Her previous research has focused on political rhetoric in India. She is the author of Speaking the Nation: The Oratorical Making of Secular, Neo-liberal India (2018). She is also the editor (with Dr Heike Liebau) of the Archival Reflexicon, an open-access bilingual archival guide, which is a platform for theoretical and conceptual reflections on archival architectures/organizing logics as well as thematic contributions on India-related holdings of specific German archives. See online: https://www.projekt-mida.de/rechercheportal/reflexicon/
Her current project focuses on cultural entanglements between India and the German Democratic Republic (GDR).
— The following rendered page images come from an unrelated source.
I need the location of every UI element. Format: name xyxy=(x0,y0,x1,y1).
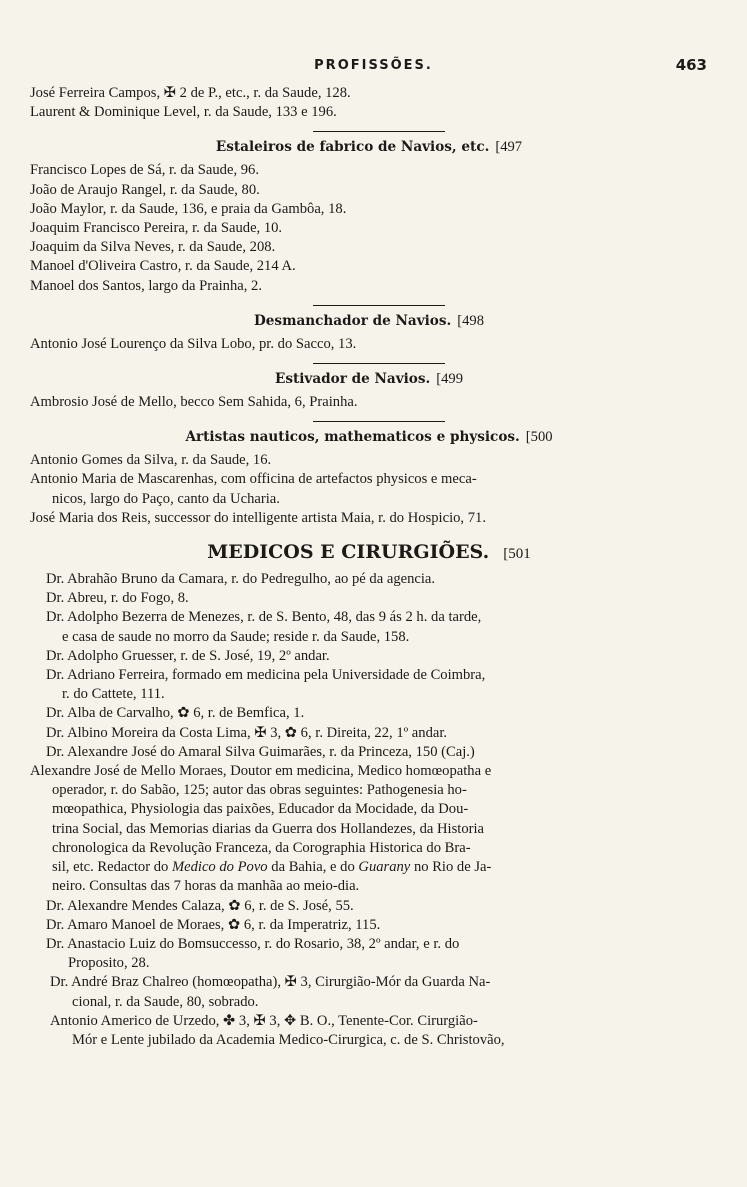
entry-line-continued: nicos, largo do Paço, canto da Ucharia. xyxy=(52,490,280,507)
running-title: PROFISSÕES. xyxy=(314,58,433,73)
section-rule xyxy=(313,305,445,306)
entry-line: Antonio Americo de Urzedo, ✤ 3, ✠ 3, ✥ B. O., Tenente-Cor. Cirurgião- xyxy=(50,1012,478,1029)
section-heading-desmanchador xyxy=(30,311,708,331)
section-heading-estivador xyxy=(30,369,708,389)
section-heading-artistas xyxy=(30,427,708,447)
entry-line-continued: Mór e Lente jubilado da Academia Medico-Cirurgica, c. de S. Christovão, xyxy=(72,1031,505,1048)
entry-line: Dr. Amaro Manoel de Moraes, ✿ 6, r. da Imperatriz, 115. xyxy=(46,916,381,933)
entry-line: Dr. André Braz Chalreo (homœopatha), ✠ 3, Cirurgião-Mór da Guarda Na- xyxy=(50,974,491,991)
entry-line-continued: trina Social, das Memorias diarias da Guerra dos Hollandezes, da Historia xyxy=(52,820,485,837)
section-rule xyxy=(313,421,445,422)
entry-line: Dr. Abreu, r. do Fogo, 8. xyxy=(46,590,189,607)
entry-line: João de Araujo Rangel, r. da Saude, 80. xyxy=(30,181,260,198)
section-heading-estaleiros xyxy=(30,137,708,157)
entry-line: Dr. Adolpho Gruesser, r. de S. José, 19, 2º andar. xyxy=(46,647,330,664)
entry-line: Dr. Adolpho Bezerra de Menezes, r. de S. Bento, 48, das 9 ás 2 h. da tarde, xyxy=(46,609,482,626)
section-number: [499 xyxy=(436,371,464,388)
entry-line-continued: cional, r. da Saude, 80, sobrado. xyxy=(72,993,259,1010)
entry-line-continued: Proposito, 28. xyxy=(68,955,150,972)
section-title: MEDICOS E CIRURGIÕES. xyxy=(207,541,490,564)
entry-line: Manoel d'Oliveira Castro, r. da Saude, 214 A. xyxy=(30,258,296,275)
entry-line-continued: mœopathica, Physiologia das paixões, Educador da Mocidade, da Dou- xyxy=(52,801,469,818)
section-title: Desmanchador de Navios. xyxy=(253,312,452,329)
entry-line-continued: chronologica da Revolução Franceza, da Corographia Historica do Bra- xyxy=(52,839,471,856)
entry-line: Dr. Albino Moreira da Costa Lima, ✠ 3, ✿ 6, r. Direita, 22, 1º andar. xyxy=(46,724,448,741)
section-number: [501 xyxy=(503,546,531,563)
text-run: no Rio de Ja- xyxy=(413,859,492,876)
entry-line: Dr. Anastacio Luiz do Bomsuccesso, r. do Rosario, 38, 2º andar, e r. do xyxy=(46,935,460,952)
text-run: sil, etc. Redactor do xyxy=(52,859,169,876)
section-number: [497 xyxy=(495,139,523,156)
section-title: Artistas nauticos, mathematicos e physicos. xyxy=(185,429,520,446)
work-title-guarany: Guarany xyxy=(358,859,411,876)
page-content xyxy=(30,84,708,1050)
page-number: 463 xyxy=(675,56,707,74)
work-title-medico-do-povo: Medico do Povo xyxy=(171,859,268,876)
entry-line: Dr. Alexandre Mendes Calaza, ✿ 6, r. de S. José, 55. xyxy=(46,897,354,914)
entry-line: Ambrosio José de Mello, becco Sem Sahida, 6, Prainha. xyxy=(30,394,358,411)
entry-line-continued: neiro. Consultas das 7 horas da manhãa ao meio-dia. xyxy=(52,878,360,895)
entry-line-continued: operador, r. do Sabão, 125; autor das obras seguintes: Pathogenesia ho- xyxy=(52,782,467,799)
section-heading-medicos xyxy=(30,538,708,568)
entry-line: Laurent & Dominique Level, r. da Saude, 133 e 196. xyxy=(30,104,337,121)
entry-line: José Maria dos Reis, successor do intelligente artista Maia, r. do Hospicio, 71. xyxy=(30,509,486,526)
entry-line: Antonio Maria de Mascarenhas, com officina de artefactos physicos e meca- xyxy=(30,471,477,488)
section-rule xyxy=(313,131,445,132)
entry-line-continued xyxy=(30,858,708,877)
entry-line-continued: r. do Cattete, 111. xyxy=(62,686,165,703)
entry-line: Antonio Gomes da Silva, r. da Saude, 16. xyxy=(30,452,272,469)
page-header xyxy=(0,58,747,84)
entry-line: Dr. Alexandre José do Amaral Silva Guimarães, r. da Princeza, 150 (Caj.) xyxy=(46,743,475,760)
entry-line: Joaquim da Silva Neves, r. da Saude, 208. xyxy=(30,239,276,256)
entry-line: Dr. Alba de Carvalho, ✿ 6, r. de Bemfica, 1. xyxy=(46,705,305,722)
entry-line: Dr. Adriano Ferreira, formado em medicina pela Universidade de Coimbra, xyxy=(46,667,486,684)
entry-line: Dr. Abrahão Bruno da Camara, r. do Pedregulho, ao pé da agencia. xyxy=(46,571,436,588)
entry-line-continued: e casa de saude no morro da Saude; reside r. da Saude, 158. xyxy=(62,628,410,645)
section-rule xyxy=(313,363,445,364)
entry-line: Francisco Lopes de Sá, r. da Saude, 96. xyxy=(30,162,259,179)
section-title: Estaleiros de fabrico de Navios, etc. xyxy=(215,139,490,156)
section-number: [498 xyxy=(457,312,484,329)
entry-line: Alexandre José de Mello Moraes, Doutor em medicina, Medico homœopatha e xyxy=(30,763,492,780)
entry-line: João Maylor, r. da Saude, 136, e praia da Gambôa, 18. xyxy=(30,200,347,217)
entry-line: José Ferreira Campos, ✠ 2 de P., etc., r. da Saude, 128. xyxy=(30,85,351,101)
section-number: [500 xyxy=(525,429,553,446)
entry-line: Antonio José Lourenço da Silva Lobo, pr. do Sacco, 13. xyxy=(30,335,357,352)
entry-line: Joaquim Francisco Pereira, r. da Saude, 10. xyxy=(30,220,283,237)
text-run: da Bahia, e do xyxy=(271,859,355,876)
section-title: Estivador de Navios. xyxy=(274,371,431,388)
entry-line: Manoel dos Santos, largo da Prainha, 2. xyxy=(30,277,262,294)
In this direction, she is pursuing research on overlapping trajectories of the East German International Radio broadcaster, Radio Berlin International, and the Bonn-based radio station from the Federal Republic of Germany, Deutsche Welle. She has conducted extensive fieldwork in India and Germany, especially with journalists from the two radio stations and their respective listeners’ clubs in India.
She is the director of a documentary film on Radio Berlin International (its journalists based in present-day Germany and its listeners in Madhepura, Bihar, India) titled The Sound of Friendship: Warm Wavelengths in a Cold, Cold War? The trailer can be accessed here: https://www.youtube.com/watch?v=T4qLiM_jflw
Bajpai’s Habilitationsprojekt (German professorial exam) on the Cold War looks at entanglements between India and the GDR by tracing the histories of friendship societies, theatrical circuits, comic books, miniature books, souvenirs and statues as material sites of engagement. Broadly, Bajpai’s interests include the Cold War, sonic/acoustic histories and radio as a medium, international film and youth festivals as sites of Afro-Asian entanglements, modern Indian history (particularly, Partition and the Nehruvian era) and political oratory of Indian prime ministers. Besides her own research, she continues to supervise BA and MA theses at the Humboldt-Universität zu Berlin.